Comprendre la psychiatrie nutritionnelle

psychiatrie nutritionnelle

Vous êtes ce que vous mangez. Ce dicton montre qu’une alimentation saine a un impact sur la santé physique et morale. L’impact de la nourriture sur l’humeur et la santé mentale a fait l’objet de nombreuses recherches. La psychiatrie nutritionnelle est une véritable opportunité d’intervention clinique pour les patients souffrant de dépression et d’anxiété. L’un des facteurs les plus méconnus du développement de la santé mentale est le rôle de la nutrition. Focus.

La connexion entre l’intestin et le cerveau

Du point de vue anatomique, le nerf vague relie l’intestin et le cerveau. Cet axe intestin-cerveau nous permet de mieux comprendre le lien entre l’alimentation et la santé mentale. Le microbiome humain, qui a co-évolué avec l’homme, est une communauté de différentes bactéries qui habitent dans le corps humain et est bénéfique pour l’homme. La base croissante de preuves de la psychiatrie nutritionnelle dans les études humaines est encourageante, la nourriture peut améliorer l’humeur.

Suivre une alimentation saine confère une certaine protection contre la dépression. Le régime alimentaire est un facteur important qui peut réguler ou déréguler le microbiome. Les maladies peuvent survenir lorsque l’équilibre entre les « bonnes » et les « mauvaises » bactéries est modifié. Les bactéries intestinales saines jouent un rôle important dans l’organisme, comme la dégradation des glucides complexes et la production de vitamines, de nutriments et d’acides gras.

De plus, ils protègent contre les agents pathogènes, aident à former le système immunitaire, favorisent la détoxication et aident à moduler le système nerveux. Du point de vue de la santé mentale, 90% des récepteurs de la sérotonine sont situés dans l’intestin. Il n’est donc pas surprenant que lorsque votre médecin vous prescrit un antidépresseur comme la sertraline ou la fluoxétine, les effets indésirables les plus courants soient liés à l’intestin.

Le rôle de la nutrition dans la santé mentale

Les aliments transformés sont de piètres substituts nutritionnels par rapport aux fruits et légumes. L’industrie alimentaire n’a cessé d’augmenter le nombre d’additifs alimentaires sans tester leur impact dans le microbiome. Bien manger, c’est-à-dire une alimentation bien équilibrée riche en légumes et en nutriments, peut être associée à des sentiments de bien-être.

Une étude récente a révélé qu’un régime méditerranéen, riche en légumes, fruits, légumineuses, noix, haricots, céréales, céréales, poissons et graisses insaturées telles que l’huile d’olive…, entraîne une réduction de la dépression.

En fournissant à votre corps une alimentation saine, vous offrez à votre cerveau le carburant dont il a besoin pour affecter vos processus cognitifs et vos émotions. Semblable à un véhicule haut de gamme qui utilise de l’essence de qualité supérieure, notre cerveau fonctionne mieux lorsque vous consommez une alimentation de bonne qualité.

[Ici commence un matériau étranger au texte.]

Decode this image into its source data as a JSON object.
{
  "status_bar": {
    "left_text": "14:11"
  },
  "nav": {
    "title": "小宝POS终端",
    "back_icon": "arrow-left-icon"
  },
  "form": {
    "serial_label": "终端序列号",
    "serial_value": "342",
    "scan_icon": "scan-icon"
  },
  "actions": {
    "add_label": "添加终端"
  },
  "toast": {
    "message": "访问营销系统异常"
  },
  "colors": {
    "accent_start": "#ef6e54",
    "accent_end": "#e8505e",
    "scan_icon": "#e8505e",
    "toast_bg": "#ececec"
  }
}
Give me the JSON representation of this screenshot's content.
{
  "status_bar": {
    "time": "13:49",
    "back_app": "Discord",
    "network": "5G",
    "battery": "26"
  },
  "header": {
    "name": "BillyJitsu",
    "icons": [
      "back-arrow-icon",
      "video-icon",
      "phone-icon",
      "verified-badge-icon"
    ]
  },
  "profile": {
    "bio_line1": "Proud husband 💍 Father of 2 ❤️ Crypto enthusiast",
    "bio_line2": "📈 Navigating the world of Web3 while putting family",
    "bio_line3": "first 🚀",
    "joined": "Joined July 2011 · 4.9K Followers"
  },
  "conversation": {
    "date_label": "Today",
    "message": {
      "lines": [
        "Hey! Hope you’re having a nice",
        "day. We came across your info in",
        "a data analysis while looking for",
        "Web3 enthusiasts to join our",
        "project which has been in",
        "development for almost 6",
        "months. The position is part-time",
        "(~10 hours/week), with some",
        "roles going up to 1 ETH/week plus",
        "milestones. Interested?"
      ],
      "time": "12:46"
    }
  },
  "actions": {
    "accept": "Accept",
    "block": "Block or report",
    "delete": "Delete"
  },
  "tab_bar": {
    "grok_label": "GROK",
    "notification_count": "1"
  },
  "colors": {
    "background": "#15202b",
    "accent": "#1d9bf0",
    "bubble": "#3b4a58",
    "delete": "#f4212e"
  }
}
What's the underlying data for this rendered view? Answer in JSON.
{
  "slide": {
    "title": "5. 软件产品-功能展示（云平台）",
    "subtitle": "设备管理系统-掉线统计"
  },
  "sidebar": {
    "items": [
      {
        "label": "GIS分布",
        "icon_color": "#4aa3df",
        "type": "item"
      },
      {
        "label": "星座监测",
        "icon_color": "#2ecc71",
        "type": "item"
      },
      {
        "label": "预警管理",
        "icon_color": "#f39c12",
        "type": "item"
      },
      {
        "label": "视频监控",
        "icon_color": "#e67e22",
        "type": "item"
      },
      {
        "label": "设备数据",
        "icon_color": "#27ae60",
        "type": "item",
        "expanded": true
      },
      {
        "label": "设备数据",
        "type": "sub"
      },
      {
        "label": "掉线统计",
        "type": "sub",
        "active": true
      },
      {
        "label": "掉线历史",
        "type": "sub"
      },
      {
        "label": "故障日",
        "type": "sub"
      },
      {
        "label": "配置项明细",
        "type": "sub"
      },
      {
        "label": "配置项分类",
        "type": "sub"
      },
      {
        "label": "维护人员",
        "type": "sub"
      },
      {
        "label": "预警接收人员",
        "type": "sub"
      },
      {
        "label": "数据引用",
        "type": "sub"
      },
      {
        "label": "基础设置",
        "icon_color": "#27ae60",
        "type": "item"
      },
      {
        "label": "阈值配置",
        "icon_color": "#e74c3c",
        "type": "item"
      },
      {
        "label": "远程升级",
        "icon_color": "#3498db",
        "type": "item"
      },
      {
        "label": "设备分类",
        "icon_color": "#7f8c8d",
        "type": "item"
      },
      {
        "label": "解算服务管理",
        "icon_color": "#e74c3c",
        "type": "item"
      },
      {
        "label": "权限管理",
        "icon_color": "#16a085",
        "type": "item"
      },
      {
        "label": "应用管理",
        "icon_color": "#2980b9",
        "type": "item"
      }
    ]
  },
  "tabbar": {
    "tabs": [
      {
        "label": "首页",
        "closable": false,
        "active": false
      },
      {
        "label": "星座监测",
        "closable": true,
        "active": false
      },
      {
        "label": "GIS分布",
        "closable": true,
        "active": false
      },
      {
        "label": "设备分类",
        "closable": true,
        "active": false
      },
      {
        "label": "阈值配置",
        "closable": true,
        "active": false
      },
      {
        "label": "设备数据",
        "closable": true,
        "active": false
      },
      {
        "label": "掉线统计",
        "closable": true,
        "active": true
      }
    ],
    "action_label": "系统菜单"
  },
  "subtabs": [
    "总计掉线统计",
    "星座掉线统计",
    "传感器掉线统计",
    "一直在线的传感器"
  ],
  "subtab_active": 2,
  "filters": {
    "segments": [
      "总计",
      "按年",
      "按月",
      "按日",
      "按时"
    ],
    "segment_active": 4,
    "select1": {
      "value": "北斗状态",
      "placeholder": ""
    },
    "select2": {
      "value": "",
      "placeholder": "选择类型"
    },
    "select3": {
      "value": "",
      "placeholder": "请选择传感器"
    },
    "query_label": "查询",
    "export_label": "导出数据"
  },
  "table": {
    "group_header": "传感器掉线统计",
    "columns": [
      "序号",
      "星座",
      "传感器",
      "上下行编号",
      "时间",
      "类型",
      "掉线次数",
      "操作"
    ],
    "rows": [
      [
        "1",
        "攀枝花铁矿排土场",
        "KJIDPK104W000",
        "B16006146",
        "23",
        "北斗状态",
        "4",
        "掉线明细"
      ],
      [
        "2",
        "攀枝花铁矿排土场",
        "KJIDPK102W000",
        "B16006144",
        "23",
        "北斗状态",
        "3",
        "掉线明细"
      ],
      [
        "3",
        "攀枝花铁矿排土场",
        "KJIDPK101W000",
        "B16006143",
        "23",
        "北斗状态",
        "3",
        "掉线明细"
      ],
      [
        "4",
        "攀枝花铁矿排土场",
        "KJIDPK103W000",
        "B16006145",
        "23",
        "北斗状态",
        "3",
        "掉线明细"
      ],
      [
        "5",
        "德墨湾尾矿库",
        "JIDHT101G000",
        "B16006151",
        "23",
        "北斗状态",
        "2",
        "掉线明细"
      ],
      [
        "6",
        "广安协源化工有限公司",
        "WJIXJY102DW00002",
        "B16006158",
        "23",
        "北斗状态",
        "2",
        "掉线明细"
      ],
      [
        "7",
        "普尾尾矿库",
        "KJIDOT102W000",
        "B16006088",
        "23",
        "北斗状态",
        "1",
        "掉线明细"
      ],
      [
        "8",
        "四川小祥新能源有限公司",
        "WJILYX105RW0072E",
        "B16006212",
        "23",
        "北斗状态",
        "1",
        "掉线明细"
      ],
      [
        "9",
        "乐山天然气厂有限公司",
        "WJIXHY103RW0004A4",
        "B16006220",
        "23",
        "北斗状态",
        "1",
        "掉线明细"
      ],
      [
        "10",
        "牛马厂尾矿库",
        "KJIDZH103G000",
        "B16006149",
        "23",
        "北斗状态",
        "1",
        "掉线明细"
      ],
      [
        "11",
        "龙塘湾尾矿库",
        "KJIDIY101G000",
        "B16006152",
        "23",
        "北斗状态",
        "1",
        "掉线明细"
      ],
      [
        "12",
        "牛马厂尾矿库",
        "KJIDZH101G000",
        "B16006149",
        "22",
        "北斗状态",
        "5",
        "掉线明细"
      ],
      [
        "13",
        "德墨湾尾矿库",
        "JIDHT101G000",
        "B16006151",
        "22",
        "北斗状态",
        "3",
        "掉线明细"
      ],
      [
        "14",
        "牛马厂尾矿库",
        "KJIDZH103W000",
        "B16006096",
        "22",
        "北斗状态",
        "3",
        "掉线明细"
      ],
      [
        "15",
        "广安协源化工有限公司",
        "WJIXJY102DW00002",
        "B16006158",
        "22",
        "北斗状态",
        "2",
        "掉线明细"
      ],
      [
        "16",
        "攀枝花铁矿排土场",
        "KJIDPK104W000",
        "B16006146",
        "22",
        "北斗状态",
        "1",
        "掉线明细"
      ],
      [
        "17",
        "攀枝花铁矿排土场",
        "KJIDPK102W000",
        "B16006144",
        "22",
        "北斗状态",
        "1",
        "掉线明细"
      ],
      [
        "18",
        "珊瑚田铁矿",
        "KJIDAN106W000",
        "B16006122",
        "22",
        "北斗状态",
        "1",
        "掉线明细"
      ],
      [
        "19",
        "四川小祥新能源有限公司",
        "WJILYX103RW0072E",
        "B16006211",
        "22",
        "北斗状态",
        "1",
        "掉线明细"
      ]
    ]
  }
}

Consommer une variété d’aliments présente beaucoup d’effets sur votre cerveau. Par exemple, les glucides augmentent la sérotonine, qui est un produit chimique avec un effet calmant. Les aliments riches en protéines affectent notre cerveau de façon positive et constituent la solution contre les troubles d’attention. Et certaines graisses saines, contenant des oméga-3 et oméga-6, réduisent la dépression nerveuse. Puisque le corps humain ne peut pas en produire, il est important qu’ils soient présents dans notre alimentation.